The airport managers saw fit to avoid paying two cashiers rather than helping our elderly vets exit in a timely fashion. One gentleman is 97 years old. The beautiful people of this area who greeted us and the vets deserve better treatment.
Yoder must go
My congressman, Rep. Kevin Yoder, likes to paint himself as a moderate Republican from the 3rd District. Nothing could be further from the truth.
As I have tracked his votes over the last few years, he votes with the tea party caucus the vast majority of the time. He continually votes against funding Obamacare and voted to shut down the U.S. government while holding aspects of Obamacare hostage, as well as his 3rd District constituents.
Rep. Yoder’s votes speak louder than his empty words. He has poor judgment in both his personal (skinny dipping in holy waters) and public life and needs to be voted out of office.
We are living in an era of national shame and disgrace.

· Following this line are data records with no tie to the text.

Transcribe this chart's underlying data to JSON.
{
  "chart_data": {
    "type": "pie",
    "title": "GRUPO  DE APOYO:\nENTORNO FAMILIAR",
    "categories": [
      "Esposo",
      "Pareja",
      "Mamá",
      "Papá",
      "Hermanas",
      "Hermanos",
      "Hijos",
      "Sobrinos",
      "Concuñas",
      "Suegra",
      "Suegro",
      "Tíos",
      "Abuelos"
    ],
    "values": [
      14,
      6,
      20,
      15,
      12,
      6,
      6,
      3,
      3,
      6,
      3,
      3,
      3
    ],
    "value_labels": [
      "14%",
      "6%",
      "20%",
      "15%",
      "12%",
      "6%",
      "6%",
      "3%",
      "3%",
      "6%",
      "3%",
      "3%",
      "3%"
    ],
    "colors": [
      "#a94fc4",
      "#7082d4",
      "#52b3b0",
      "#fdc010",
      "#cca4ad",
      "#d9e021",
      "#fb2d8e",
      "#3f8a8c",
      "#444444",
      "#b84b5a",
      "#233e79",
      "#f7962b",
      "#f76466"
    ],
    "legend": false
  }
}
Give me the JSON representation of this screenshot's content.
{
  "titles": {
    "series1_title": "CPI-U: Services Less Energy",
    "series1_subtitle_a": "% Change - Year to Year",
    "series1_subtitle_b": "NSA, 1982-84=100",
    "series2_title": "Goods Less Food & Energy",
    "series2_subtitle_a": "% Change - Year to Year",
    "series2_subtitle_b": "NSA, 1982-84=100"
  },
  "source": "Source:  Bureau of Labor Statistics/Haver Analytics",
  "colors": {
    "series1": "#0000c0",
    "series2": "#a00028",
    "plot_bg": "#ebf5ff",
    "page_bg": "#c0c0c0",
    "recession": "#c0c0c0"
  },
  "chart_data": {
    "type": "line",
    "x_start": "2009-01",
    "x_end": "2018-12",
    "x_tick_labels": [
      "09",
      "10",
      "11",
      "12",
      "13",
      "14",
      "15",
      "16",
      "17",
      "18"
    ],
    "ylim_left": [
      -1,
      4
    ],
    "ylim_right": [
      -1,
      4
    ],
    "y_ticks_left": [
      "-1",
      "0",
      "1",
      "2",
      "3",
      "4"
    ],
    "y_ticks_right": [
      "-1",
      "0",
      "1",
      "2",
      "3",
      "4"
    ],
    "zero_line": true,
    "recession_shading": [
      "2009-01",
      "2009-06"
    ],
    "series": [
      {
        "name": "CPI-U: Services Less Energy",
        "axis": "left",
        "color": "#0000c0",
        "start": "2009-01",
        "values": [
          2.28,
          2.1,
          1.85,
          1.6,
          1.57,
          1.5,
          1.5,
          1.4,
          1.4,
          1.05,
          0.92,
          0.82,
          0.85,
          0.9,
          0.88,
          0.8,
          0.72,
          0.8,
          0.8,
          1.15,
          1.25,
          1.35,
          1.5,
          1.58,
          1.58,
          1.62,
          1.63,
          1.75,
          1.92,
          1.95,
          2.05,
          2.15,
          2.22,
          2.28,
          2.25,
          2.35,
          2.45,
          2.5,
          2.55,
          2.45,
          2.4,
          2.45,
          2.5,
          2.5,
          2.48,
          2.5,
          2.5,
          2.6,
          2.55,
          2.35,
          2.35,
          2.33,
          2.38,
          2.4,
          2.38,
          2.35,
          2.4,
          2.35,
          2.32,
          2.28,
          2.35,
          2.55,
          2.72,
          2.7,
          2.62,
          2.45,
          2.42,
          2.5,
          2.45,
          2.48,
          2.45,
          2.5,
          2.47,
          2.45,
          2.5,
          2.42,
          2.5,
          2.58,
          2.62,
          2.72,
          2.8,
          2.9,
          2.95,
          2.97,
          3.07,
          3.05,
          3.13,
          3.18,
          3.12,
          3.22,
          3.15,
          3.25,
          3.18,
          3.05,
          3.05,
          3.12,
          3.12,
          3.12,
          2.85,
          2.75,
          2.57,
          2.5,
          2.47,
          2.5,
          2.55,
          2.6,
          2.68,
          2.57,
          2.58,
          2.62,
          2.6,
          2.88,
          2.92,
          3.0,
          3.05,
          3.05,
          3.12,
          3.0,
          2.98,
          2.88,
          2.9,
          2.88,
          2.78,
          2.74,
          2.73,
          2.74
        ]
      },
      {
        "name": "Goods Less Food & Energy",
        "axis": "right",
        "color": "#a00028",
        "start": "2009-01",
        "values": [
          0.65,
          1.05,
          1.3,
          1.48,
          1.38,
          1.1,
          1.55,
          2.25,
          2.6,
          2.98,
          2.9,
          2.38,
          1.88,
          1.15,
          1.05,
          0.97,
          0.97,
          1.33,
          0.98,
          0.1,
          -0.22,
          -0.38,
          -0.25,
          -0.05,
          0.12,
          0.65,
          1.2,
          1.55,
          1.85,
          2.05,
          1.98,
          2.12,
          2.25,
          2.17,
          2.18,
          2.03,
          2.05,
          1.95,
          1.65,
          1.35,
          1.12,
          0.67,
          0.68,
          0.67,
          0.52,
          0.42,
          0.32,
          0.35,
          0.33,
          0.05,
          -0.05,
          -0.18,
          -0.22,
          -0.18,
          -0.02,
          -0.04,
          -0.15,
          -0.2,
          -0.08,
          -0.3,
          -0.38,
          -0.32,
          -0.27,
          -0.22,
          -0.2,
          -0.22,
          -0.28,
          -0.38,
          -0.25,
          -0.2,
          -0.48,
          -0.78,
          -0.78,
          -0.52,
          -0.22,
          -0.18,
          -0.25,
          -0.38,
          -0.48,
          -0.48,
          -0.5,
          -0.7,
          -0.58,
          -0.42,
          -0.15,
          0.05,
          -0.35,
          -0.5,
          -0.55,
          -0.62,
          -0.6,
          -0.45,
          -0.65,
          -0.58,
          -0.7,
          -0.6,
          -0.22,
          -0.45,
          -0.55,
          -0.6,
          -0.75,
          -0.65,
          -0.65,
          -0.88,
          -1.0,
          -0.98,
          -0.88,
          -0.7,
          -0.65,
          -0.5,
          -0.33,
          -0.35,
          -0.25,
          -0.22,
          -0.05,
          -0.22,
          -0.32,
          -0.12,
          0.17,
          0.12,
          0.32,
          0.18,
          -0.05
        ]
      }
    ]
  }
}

Congress is to guide and provide for the common good. Instead, legislators have bored a hole in the bottom of America’s boat. We have become a laughingstock as Congress founders from self-made crisis to crisis.
First, members of Congress shouldn’t say, “The American people want/don’t want.” Lawmakers don’t have a clue.
The people collectively elected President Barack Obama. Republican members of Congress should accept that and move on.
Also, the Affordable Care Act is the law. Accept that. If, after full enactment, it founders, then let the people decide. Congress would rather cripple the country than act like grown-ups.
Federal employees are out of work with no salaries. Congress should be as well. We’d all be better off, if engineering the shutdown is an example of its work.
Finally, we should have term limits for Congress. It could be our saving grace.
Our founders envisioned elected officials as servants of the people, willing to sacrifice their time, serve and return to their farms and businesses to make an honest living.
Those founders must be either laughing or crying as are we.
If there are 800,000 nonessential federal workers, why are they all on the taxpayers’ payroll (10-2, A1, “Going dark, day 1”)? “Nonessential,” according to the dictionary, means “not necessary.”
Photo ID a snap
The life of total independence for my wife came to an end recently. She turned in her Missouri driver’s license for a photo ID from the state license bureau.
Why? She has macular degeneration. Before going to the license bureau, I thought about these past few months.
We have been bombarded by the Rev. Al Sharpton, former Secretary of State Colin Powell, the Rev. Jesse Jackson, the National Education Association and the National Association for the Advancement of Colored People, preaching to us about photo-identification requirements for voting being a barrier to the elderly. So because of this brouhaha, I timed our trip from our home to the license bureau and back.
Would you believe it took only 23 minutes? This 81-year-old and my wife at age 76 did not find 23 minutes to obtain a photo ID from the state to be a burden or barrier.
We value our legal vote. Being from the Show-Me State, look east to St. Louis and read about that city’s voter fraud. Yes, voter fraud does occur.
Kudos to Royals
I am going to go completely out of character and write this letter of thanks to our Kansas City Royals. I’m a 61-year-old grump with a fairly cynical outlook and normally get my pleasure from castigating losers such as the U.S. Congress.
I was surprised and excited at how the Royals’ September run had everyone talking baseball. The Royals were the talk of the cafeteria, break rooms and just about everywhere people had the opportunity to revel in the excitement.
So, thanks to general manager Dayton Moore, manager Ned Yost and the boys of summer who had ’em all talking in the early fall. Do it again, please?
Only next year, go all the way to the classic. We believe you can and you will.